Progress was slow. People wrote what they liked and when they wanted. The Group appeared to draw strength in adversity. On the verge of calling it a day toward the end of 1999 a shot in the arm came by way of an anonymous attack in the letters column of the Andersonstown News. Support rallied and Group membership increased. Fourthwrite magazine was published and the Irish Republican Writers Group had been placed on the map. It was not the strength, clarity or coherence of the critique that continued to make the headlines but the fact that people were prepared to say something different - even differing from each other; that for all its powers of life and death the Army Council could simply not silence its critics. With the killing by the Provisional IRA of Real IRA member Joseph O'Connor in October 2000, the IRWG, because of the public stance taken by some of its members in opposing that action, was pushed into the heart of media discourse - and trouble. The Sinn Fein leadership had homes of IRWG members picketed. Much harassment and intimidation followed. The writers involved held firm. Support for them against the intimidation was pouring in from writers and human rights activists abroad. Irish, British, American, French, German and Spanish media outlets all addressed the matter and the role of the Writers Group. The intimidation was raised at a conference of Armenian journalists.
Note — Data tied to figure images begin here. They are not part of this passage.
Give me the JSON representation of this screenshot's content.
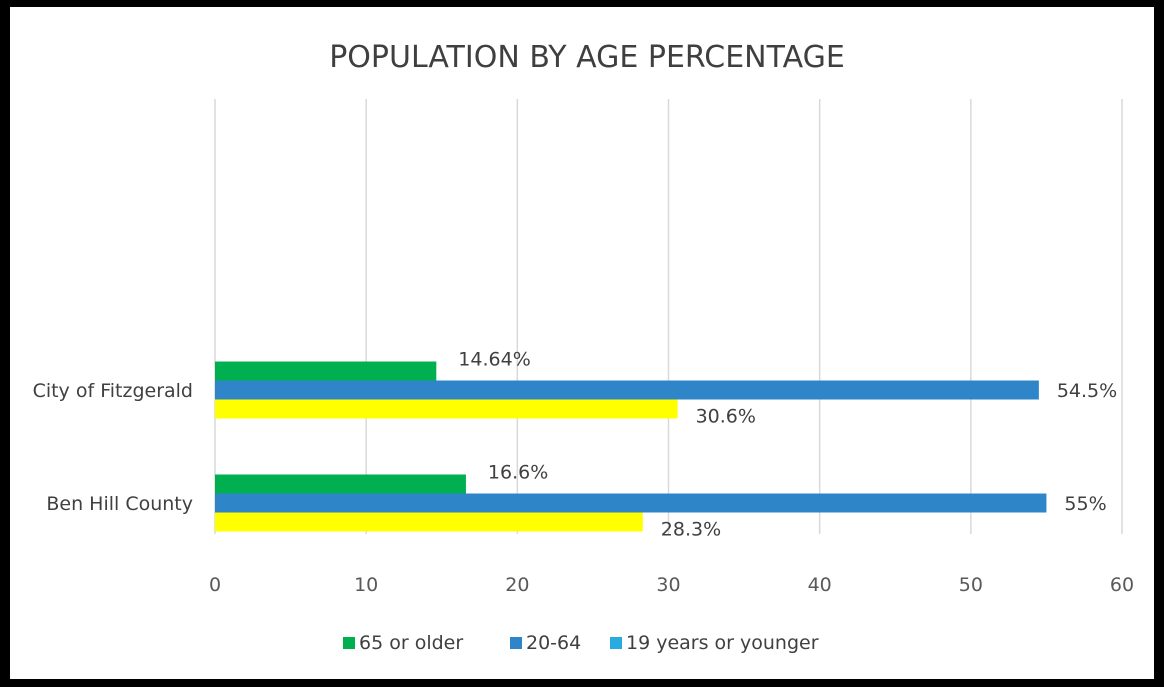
{
  "chart_data": {
    "type": "bar",
    "orientation": "horizontal",
    "title": "POPULATION BY AGE PERCENTAGE",
    "categories": [
      "City of Fitzgerald",
      "Ben Hill County"
    ],
    "series": [
      {
        "name": "65 or older",
        "color": "#00b050",
        "values": [
          14.64,
          16.6
        ],
        "labels": [
          "14.64%",
          "16.6%"
        ]
      },
      {
        "name": "20-64",
        "color": "#2e86c9",
        "values": [
          54.5,
          55
        ],
        "labels": [
          "54.5%",
          "55%"
        ]
      },
      {
        "name": "19 years or younger",
        "color": "#ffff00",
        "values": [
          30.6,
          28.3
        ],
        "labels": [
          "30.6%",
          "28.3%"
        ]
      }
    ],
    "legend": [
      {
        "name": "65 or older",
        "color": "#00b050"
      },
      {
        "name": "20-64",
        "color": "#2e86c9"
      },
      {
        "name": "19 years or younger",
        "color": "#29abe2"
      }
    ],
    "xlim": [
      0,
      60
    ],
    "xticks": [
      0,
      10,
      20,
      30,
      40,
      50,
      60
    ],
    "grid": true,
    "legend_position": "bottom"
  }
}
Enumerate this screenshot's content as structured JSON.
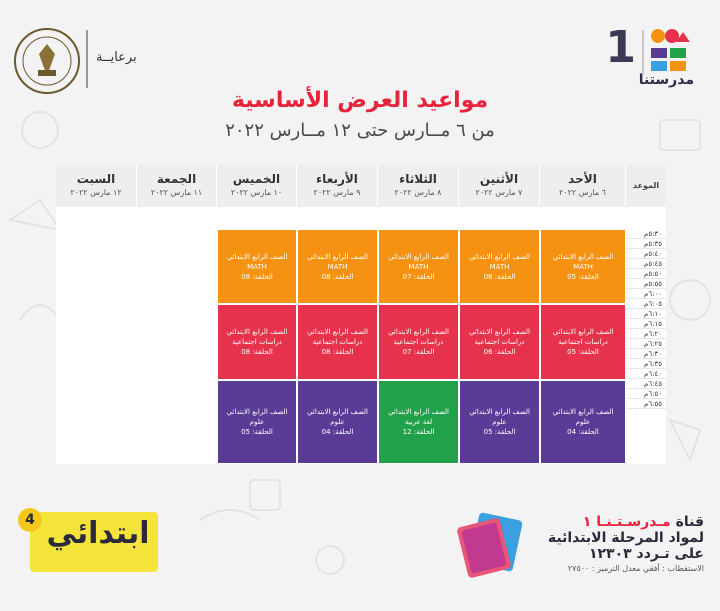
{
  "header": {
    "logo_number": "1",
    "logo_text": "مدرستنا",
    "sponsor_label": "برعايــة",
    "title": "مواعيد العرض الأساسية",
    "subtitle": "من ٦ مــارس حتى ١٢ مــارس ٢٠٢٢"
  },
  "schedule": {
    "time_header": "الموعد",
    "days": [
      {
        "name": "الأحد",
        "date": "٦ مارس ٢٠٢٢"
      },
      {
        "name": "الأثنين",
        "date": "٧ مارس ٢٠٢٢"
      },
      {
        "name": "الثلاثاء",
        "date": "٨ مارس ٢٠٢٢"
      },
      {
        "name": "الأربعاء",
        "date": "٩ مارس ٢٠٢٢"
      },
      {
        "name": "الخميس",
        "date": "١٠ مارس ٢٠٢٢"
      },
      {
        "name": "الجمعة",
        "date": "١١ مارس ٢٠٢٢"
      },
      {
        "name": "السبت",
        "date": "١٢ مارس ٢٠٢٢"
      }
    ],
    "times": [
      "٥:٣٠م",
      "٥:٣٥م",
      "٥:٤٠م",
      "٥:٤٥م",
      "٥:٥٠م",
      "٥:٥٥م",
      "٦:٠٠م",
      "٦:٠٥م",
      "٦:١٠م",
      "٦:١٥م",
      "٦:٢٠م",
      "٦:٢٥م",
      "٦:٣٠م",
      "٦:٣٥م",
      "٦:٤٠م",
      "٦:٤٥م",
      "٦:٥٠م",
      "٦:٥٥م"
    ],
    "blocks": [
      [
        {
          "grade": "الصف الرابع الابتدائي",
          "subject": "MATH",
          "episode": "الحلقة: 05",
          "color": "#f59212"
        },
        {
          "grade": "الصف الرابع الابتدائي",
          "subject": "دراسات اجتماعية",
          "episode": "الحلقة: 05",
          "color": "#e6324a"
        },
        {
          "grade": "الصف الرابع الابتدائي",
          "subject": "علوم",
          "episode": "الحلقة: 04",
          "color": "#5a3c96"
        }
      ],
      [
        {
          "grade": "الصف الرابع الابتدائي",
          "subject": "MATH",
          "episode": "الحلقة: 06",
          "color": "#f59212"
        },
        {
          "grade": "الصف الرابع الابتدائي",
          "subject": "دراسات اجتماعية",
          "episode": "الحلقة: 06",
          "color": "#e6324a"
        },
        {
          "grade": "الصف الرابع الابتدائي",
          "subject": "علوم",
          "episode": "الحلقة: 05",
          "color": "#5a3c96"
        }
      ],
      [
        {
          "grade": "الصف الرابع الابتدائي",
          "subject": "MATH",
          "episode": "الحلقة: 07",
          "color": "#f59212"
        },
        {
          "grade": "الصف الرابع الابتدائي",
          "subject": "دراسات اجتماعية",
          "episode": "الحلقة: 07",
          "color": "#e6324a"
        },
        {
          "grade": "الصف الرابع الابتدائي",
          "subject": "لغة عربية",
          "episode": "الحلقة: 12",
          "color": "#21a24a"
        }
      ],
      [
        {
          "grade": "الصف الرابع الابتدائي",
          "subject": "MATH",
          "episode": "الحلقة: 08",
          "color": "#f59212"
        },
        {
          "grade": "الصف الرابع الابتدائي",
          "subject": "دراسات اجتماعية",
          "episode": "الحلقة: 08",
          "color": "#e6324a"
        },
        {
          "grade": "الصف الرابع الابتدائي",
          "subject": "علوم",
          "episode": "الحلقة: 04",
          "color": "#5a3c96"
        }
      ],
      [
        {
          "grade": "الصف الرابع الابتدائي",
          "subject": "MATH",
          "episode": "الحلقة: 08",
          "color": "#f59212"
        },
        {
          "grade": "الصف الرابع الابتدائي",
          "subject": "دراسات اجتماعية",
          "episode": "الحلقة: 08",
          "color": "#e6324a"
        },
        {
          "grade": "الصف الرابع الابتدائي",
          "subject": "علوم",
          "episode": "الحلقة: 05",
          "color": "#5a3c96"
        }
      ]
    ]
  },
  "footer": {
    "brand_text": "ابتدائي",
    "brand_number": "4",
    "channel_prefix": "قناة",
    "channel_name": "مـدرسـتـنـا ١",
    "channel_line2": "لمواد المرحلة الابتدائية",
    "channel_line3": "على تـردد ١٢٣٠٣",
    "reception": "الاستقطاب : أفقي معدل الترميز : ٢٧٥٠٠"
  }
}
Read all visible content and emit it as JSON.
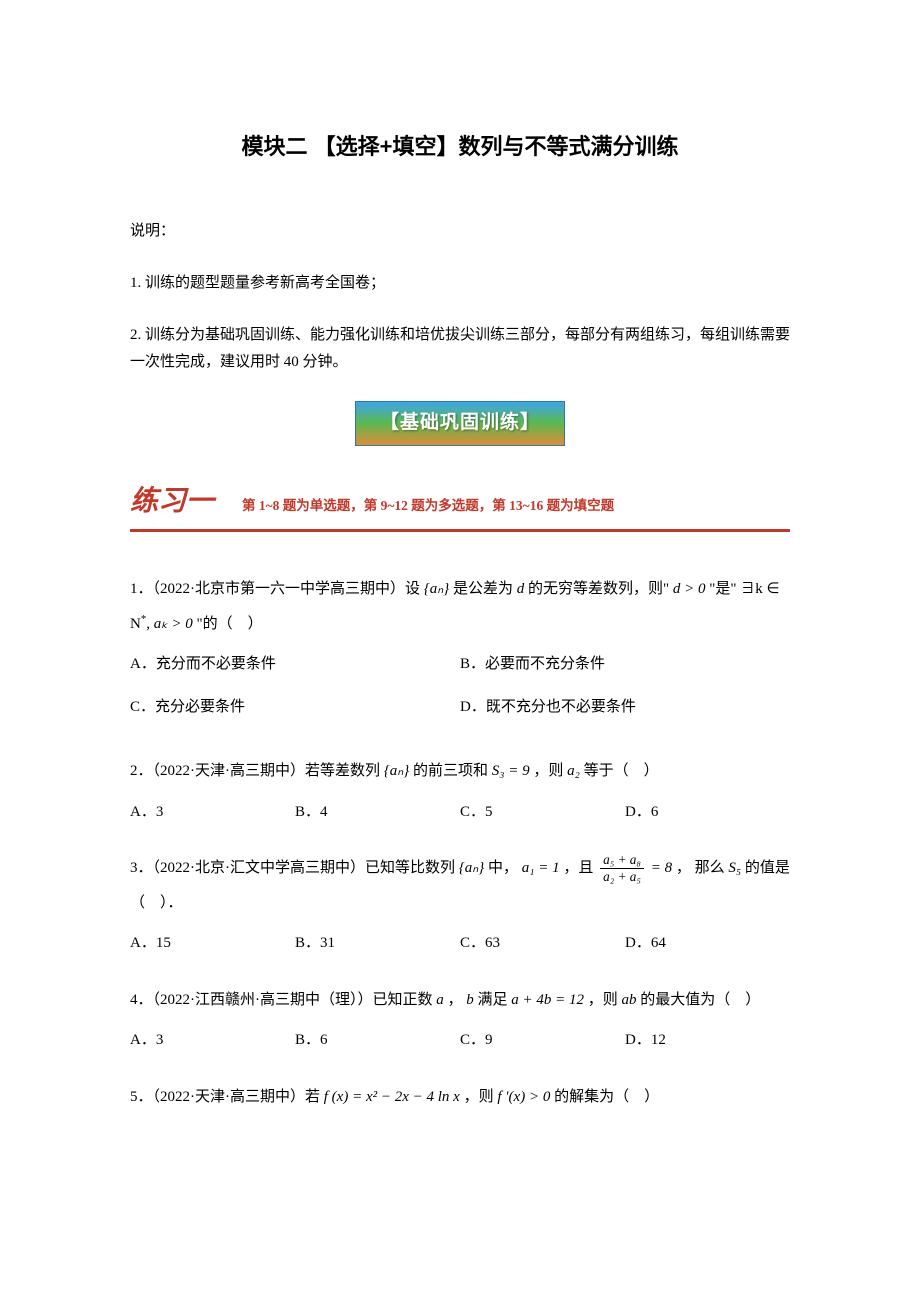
{
  "colors": {
    "text": "#000000",
    "accent": "#c0392b",
    "background": "#ffffff",
    "banner_gradient_top": "#3da5e8",
    "banner_gradient_mid": "#5db84f",
    "banner_gradient_bottom": "#e08a3a",
    "banner_text": "#ffffff"
  },
  "title": "模块二  【选择+填空】数列与不等式满分训练",
  "instructions": {
    "heading": "说明：",
    "line1": "1. 训练的题型题量参考新高考全国卷；",
    "line2": "2. 训练分为基础巩固训练、能力强化训练和培优拔尖训练三部分，每部分有两组练习，每组训练需要一次性完成，建议用时 40 分钟。"
  },
  "section_banner": "【基础巩固训练】",
  "practice1": {
    "title": "练习一",
    "subtitle": "第 1~8 题为单选题，第 9~12 题为多选题，第 13~16 题为填空题"
  },
  "questions": {
    "q1": {
      "prefix": "1．（2022·北京市第一六一中学高三期中）设",
      "seq": "{aₙ}",
      "mid1": "是公差为",
      "var_d": "d",
      "mid2": " 的无穷等差数列，则\"",
      "cond1": "d > 0",
      "mid3": " \"是\"",
      "cond2_pre": "∃k ∈ N",
      "cond2_sup": "*",
      "cond2_post": ", aₖ > 0",
      "suffix": " \"的（　）",
      "choices": {
        "A": "A．充分而不必要条件",
        "B": "B．必要而不充分条件",
        "C": "C．充分必要条件",
        "D": "D．既不充分也不必要条件"
      }
    },
    "q2": {
      "prefix": "2．（2022·天津·高三期中）若等差数列",
      "seq": "{aₙ}",
      "mid1": "的前三项和",
      "sum": "S₃ = 9",
      "mid2": " ，则 ",
      "term": "a₂",
      "suffix": " 等于（　）",
      "choices": {
        "A": "A．3",
        "B": "B．4",
        "C": "C．5",
        "D": "D．6"
      }
    },
    "q3": {
      "prefix": "3．（2022·北京·汇文中学高三期中）已知等比数列",
      "seq": "{aₙ}",
      "mid1": "中，",
      "a1": "a₁ = 1",
      "mid2": " ，且 ",
      "frac_num": "a₅ + a₈",
      "frac_den": "a₂ + a₅",
      "eq": " = 8",
      "mid3": " ， 那么 ",
      "sum": "S₅",
      "suffix": " 的值是（　）．",
      "choices": {
        "A": "A．15",
        "B": "B．31",
        "C": "C．63",
        "D": "D．64"
      }
    },
    "q4": {
      "prefix": "4．（2022·江西赣州·高三期中（理））已知正数",
      "var_a": "a",
      "mid1": " ，",
      "var_b": "b",
      "mid2": " 满足 ",
      "eq": "a + 4b = 12",
      "mid3": " ，则 ",
      "prod": "ab",
      "suffix": " 的最大值为（　）",
      "choices": {
        "A": "A．3",
        "B": "B．6",
        "C": "C．9",
        "D": "D．12"
      }
    },
    "q5": {
      "prefix": "5．（2022·天津·高三期中）若 ",
      "fx": "f (x) = x² − 2x − 4 ln x",
      "mid1": " ，则 ",
      "fpx": "f ′(x) > 0",
      "suffix": " 的解集为（　）"
    }
  }
}
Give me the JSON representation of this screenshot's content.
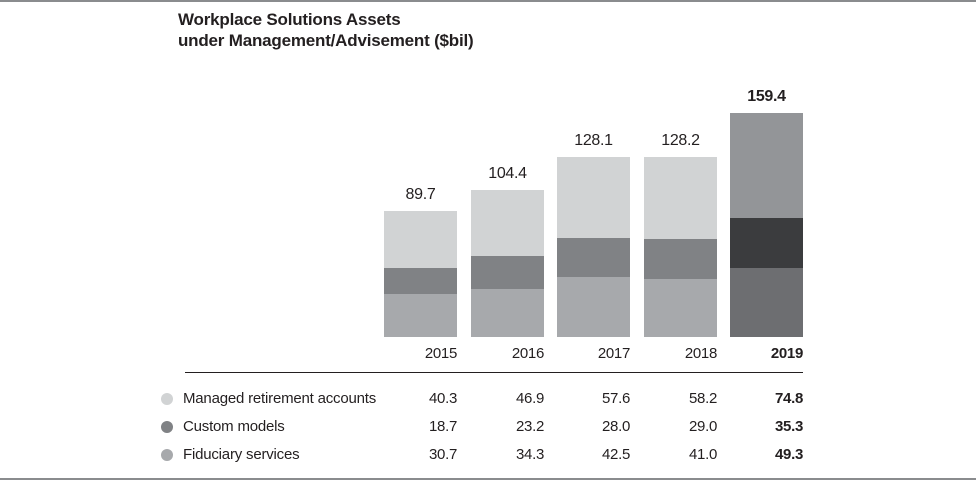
{
  "chart_data": {
    "type": "bar",
    "variant": "stacked",
    "title_line1": "Workplace Solutions Assets",
    "title_line2": "under Management/Advisement ($bil)",
    "categories": [
      "2015",
      "2016",
      "2017",
      "2018",
      "2019"
    ],
    "totals": [
      "89.7",
      "104.4",
      "128.1",
      "128.2",
      "159.4"
    ],
    "series": [
      {
        "name": "Managed retirement accounts",
        "values": [
          "40.3",
          "46.9",
          "57.6",
          "58.2",
          "74.8"
        ],
        "color": "#d1d3d4",
        "highlight_color": "#939598"
      },
      {
        "name": "Custom models",
        "values": [
          "18.7",
          "23.2",
          "28.0",
          "29.0",
          "35.3"
        ],
        "color": "#808285",
        "highlight_color": "#3b3c3e"
      },
      {
        "name": "Fiduciary services",
        "values": [
          "30.7",
          "34.3",
          "42.5",
          "41.0",
          "49.3"
        ],
        "color": "#a7a9ac",
        "highlight_color": "#6d6e71"
      }
    ],
    "highlight_category": "2019",
    "legend_position": "bottom-table",
    "grid": "off",
    "axis_lines": "none"
  },
  "colors": {
    "page_rule": "#8a8c8e",
    "table_rule": "#231f20",
    "text": "#231f20"
  }
}
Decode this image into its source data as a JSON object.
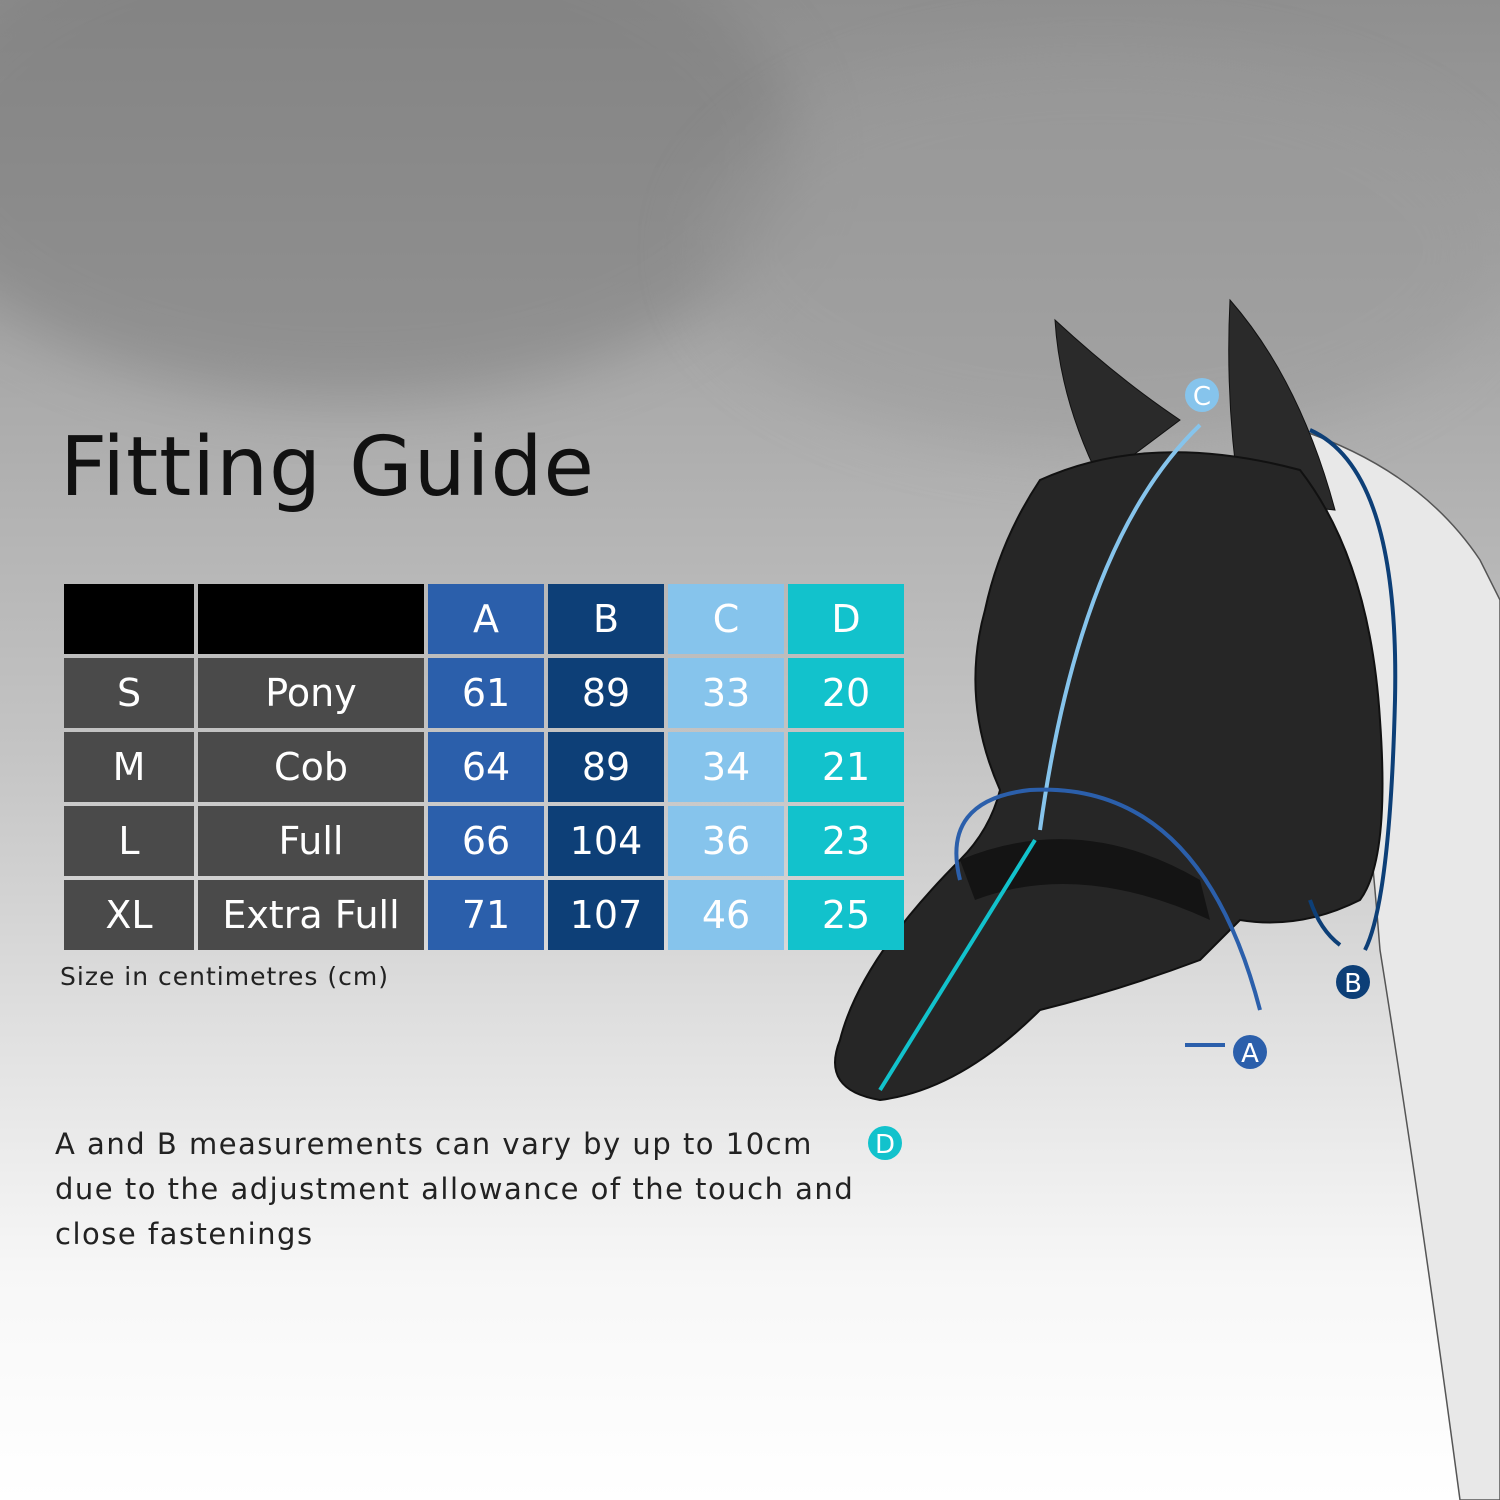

On the crest of a wave the Group suddenly malfunctioned. The old spectre that had long haunted the main body of republicanism had weaved its way into the IRWG - a committee would examine writers' contributions for their suitability. The game was up. Those long time believers in the concept that nothing is impossible until given to a committee called it a day.

Perhaps it goes with the turf. Maybe republicanism is generically determined to be subject to the rule of centripetal forces. And few of those who manage to break out of the corral can resist the call of centralism for long enough to make any real impact. Yet, who can claim with any validity that the historical record has remained exactly as the republican power elite wished it to and that the IRWG made no difference? Those who control history shall decide. But the success of the IRWG lies in having subverted that control.